The Centers for Disease Control and Prevention warns that older adults and people with underlying chronic health conditions are at increased risk for serious illness from the coronavirus.
According to the Kaiser Family Foundation, West Virginia has the highest percentage of at-risk adults of any state in the country.
This is one of the reasons Gov. Jim Justice gave at a press conference on March 13, when he announced that schools would close.
“We’re in an older state, and the elderly is where this monster attacks,” Governor Justice warned.
Some grandparents found relief in the Governor’s message because they feared that their grandchildren might unknowingly bring the virus home to them. This is especially meaningful in West Virginia where 29,000 children are being cared for by their grandparents, according to the Annie E. Casey Foundation Kids Count data for 2018. For many of West Virginia’s kids, grandparents are the only caregivers they have.
St. Albans grandmother, Gigi Bays, is raising three young grandchildren. She is busy these days making sure her older two grandsons are doing their schoolwork and that her house is staying clean. As a former pharmacy technician at a hospital, she says she knows how to disinfect.
“Let’s go back to like I’m working in the IV-room mode,” said Bays. “You know where every single thing we touch has to be sterilized.”
Bays, who is 60 years old, is on the cusp of the population that’s most at risk of serious illness from the coronavirus.
This includes people 65 years or older, those living in nursing homes, and those with certain chronic diseases, including lung disease, moderate to severe asthma and serious heart conditions, among others.
Becoming seriously ill is a common fear among grandparents who are raising their grandchildren, according to Bonnie Dunn, statewide director of Healthy Grandfamilies. Dunn said this is one of the biggest fears grandparents have told her they have.
“If it’s a great-great grandparent, and we had four great-greats in the program over the age of 80 who were raising great-greats under the age of 10, you have to be real about it,” Dunn said. “Life is short at that point.”
The Healthy Grandfamlies program offers support for grandparents, from making contingency plans to dealing with school and technology, and especially at this time, Dunn wants grandparents to know about the program’s resources. She said it’s fortunate the program recently launched statewide.
“There is a structure in place to get help to these families,” Dunn said.
The structure includes a Healthy Grandfamilies program coordinator in every county. Julia Hamilton serves in this role for Monongalia County. She’s ready to answer the call of grandparents who need help.
“The idea of facing the next who knows how long as being the only one who is interacting with your grandkids, I would imagine we might get a phone call or two about that,” Hamilton said.
West Virginia is in its third week with schools and daycares closed. Hamilton said calls last week to the grandparents she’s worked with in Monongalia County found all in good spirits. Hamilton said school personnel are also using at-home meal deliveries as an opportunity to check on families.
Some grandparents continue to work, though, including Anita Dewitt, of Monongalia County, who is caring for three grandchildren. Dewitt works in billing at a hospital. She’s not worried about her own health. But she is worried for her 73-year-old mother-in-law who also lives with them and takes care of the grandchildren while Dewitt and her husband work.

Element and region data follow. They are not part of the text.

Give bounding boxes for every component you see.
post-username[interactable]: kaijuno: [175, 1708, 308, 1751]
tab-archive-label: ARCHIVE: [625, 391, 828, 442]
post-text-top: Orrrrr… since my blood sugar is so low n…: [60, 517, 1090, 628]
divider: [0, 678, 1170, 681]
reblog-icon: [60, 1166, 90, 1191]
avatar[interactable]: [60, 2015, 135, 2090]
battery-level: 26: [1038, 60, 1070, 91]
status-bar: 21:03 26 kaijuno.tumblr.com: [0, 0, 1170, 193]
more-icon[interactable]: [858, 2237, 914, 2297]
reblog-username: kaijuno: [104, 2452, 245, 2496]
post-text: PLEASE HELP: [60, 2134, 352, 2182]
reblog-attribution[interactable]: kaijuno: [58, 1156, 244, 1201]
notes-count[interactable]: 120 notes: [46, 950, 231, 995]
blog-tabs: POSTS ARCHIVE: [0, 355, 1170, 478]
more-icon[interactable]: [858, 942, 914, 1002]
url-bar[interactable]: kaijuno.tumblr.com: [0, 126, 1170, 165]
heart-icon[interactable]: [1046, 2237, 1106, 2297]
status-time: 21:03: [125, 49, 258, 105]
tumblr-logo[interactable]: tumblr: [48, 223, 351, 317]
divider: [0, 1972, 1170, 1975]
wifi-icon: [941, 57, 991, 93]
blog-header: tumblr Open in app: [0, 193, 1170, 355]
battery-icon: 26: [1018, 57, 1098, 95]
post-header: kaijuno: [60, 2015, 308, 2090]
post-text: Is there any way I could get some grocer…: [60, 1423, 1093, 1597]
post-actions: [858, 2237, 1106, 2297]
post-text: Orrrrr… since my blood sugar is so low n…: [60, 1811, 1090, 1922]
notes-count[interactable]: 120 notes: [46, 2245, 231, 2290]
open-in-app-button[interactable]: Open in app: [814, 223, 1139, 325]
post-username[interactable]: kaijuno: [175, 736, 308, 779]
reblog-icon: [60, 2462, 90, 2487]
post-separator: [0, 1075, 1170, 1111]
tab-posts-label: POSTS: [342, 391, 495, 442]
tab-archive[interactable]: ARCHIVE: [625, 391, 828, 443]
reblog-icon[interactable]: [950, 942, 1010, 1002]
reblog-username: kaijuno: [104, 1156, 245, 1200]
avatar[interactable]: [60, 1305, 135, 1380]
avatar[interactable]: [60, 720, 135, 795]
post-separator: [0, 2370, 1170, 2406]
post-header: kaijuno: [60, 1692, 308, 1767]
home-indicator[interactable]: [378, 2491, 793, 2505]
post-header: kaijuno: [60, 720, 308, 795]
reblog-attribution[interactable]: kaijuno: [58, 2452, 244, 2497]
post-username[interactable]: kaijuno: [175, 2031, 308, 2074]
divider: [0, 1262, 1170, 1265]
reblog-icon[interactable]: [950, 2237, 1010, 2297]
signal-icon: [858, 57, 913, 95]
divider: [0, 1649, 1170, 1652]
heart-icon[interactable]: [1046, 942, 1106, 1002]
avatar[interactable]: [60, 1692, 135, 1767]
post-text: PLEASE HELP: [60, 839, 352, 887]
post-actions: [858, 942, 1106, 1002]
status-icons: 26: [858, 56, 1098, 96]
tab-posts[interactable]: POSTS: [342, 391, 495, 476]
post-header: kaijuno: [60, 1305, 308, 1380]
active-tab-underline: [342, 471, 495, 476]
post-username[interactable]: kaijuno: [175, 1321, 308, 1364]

They’re taking precautions.
“Showering as soon as we walk in the door, making sure we’re washing our hands as much as we can at work,” Dewitt said. “Not letting anybody out of the house, keeping my mother-in-law in.”
For information on Healthy Grandfamilies visit the program’s website where information about each county’s coordinator is listed. Grandparents seeking resources from the program may also call 211 and tell the operator they are a grandparent who’s raising their grandchildren. The operator will use the caller’s zip code to connect them to the Healthy Grandfamilies coordinator in their county.